Suisse | Suisse, Tribunal fédéral suisse, 10 novembre 2004, 6S.124/2004


{T 0/2}
6S.124/2004 /rod

Séance du 10 novembre 2004
Cour de cassation pénale

MM. les Juges Schneider, Président,
Wiprächtiger, Kolly, Karlen et Zünd.
Greffière: Mme Paquier-Boinay.

X. ________,
recourant, représenté par Me Aba Neeman, avocat,

contre

Ministère public du canton de Vaud,
rue de l'Université 24, case postale, 1014 Lausanne.

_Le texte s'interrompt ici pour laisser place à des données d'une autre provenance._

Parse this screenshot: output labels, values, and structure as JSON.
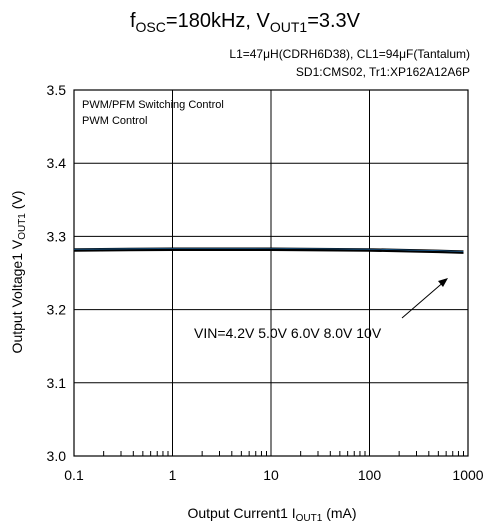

Insoumission à une décision de l'autorité (art. 292 CP),

pourvoi en nullité contre l'arrêt de la Cour de cassation pénale du Tribunal

cantonal vaudois du 8 décembre 2003.

Faits:

A.
X. ________ est administrateur unique de la société "Fiduciaire et...

{T 0/2}
6S.124/2004 /rod

Séance du 10 novembre 2004
Cour de cassation pénale

MM. les Juges Schneider, Président,
Wiprächtiger, Kolly, Karlen et Zünd.
Greffière: Mme Paquier-Boinay.

X. ________,
recourant, représenté par Me Aba Neeman, avocat,

contre

Ministère public du canton de Vaud,
rue de l'Université 24, case postale, 1014 Lausanne.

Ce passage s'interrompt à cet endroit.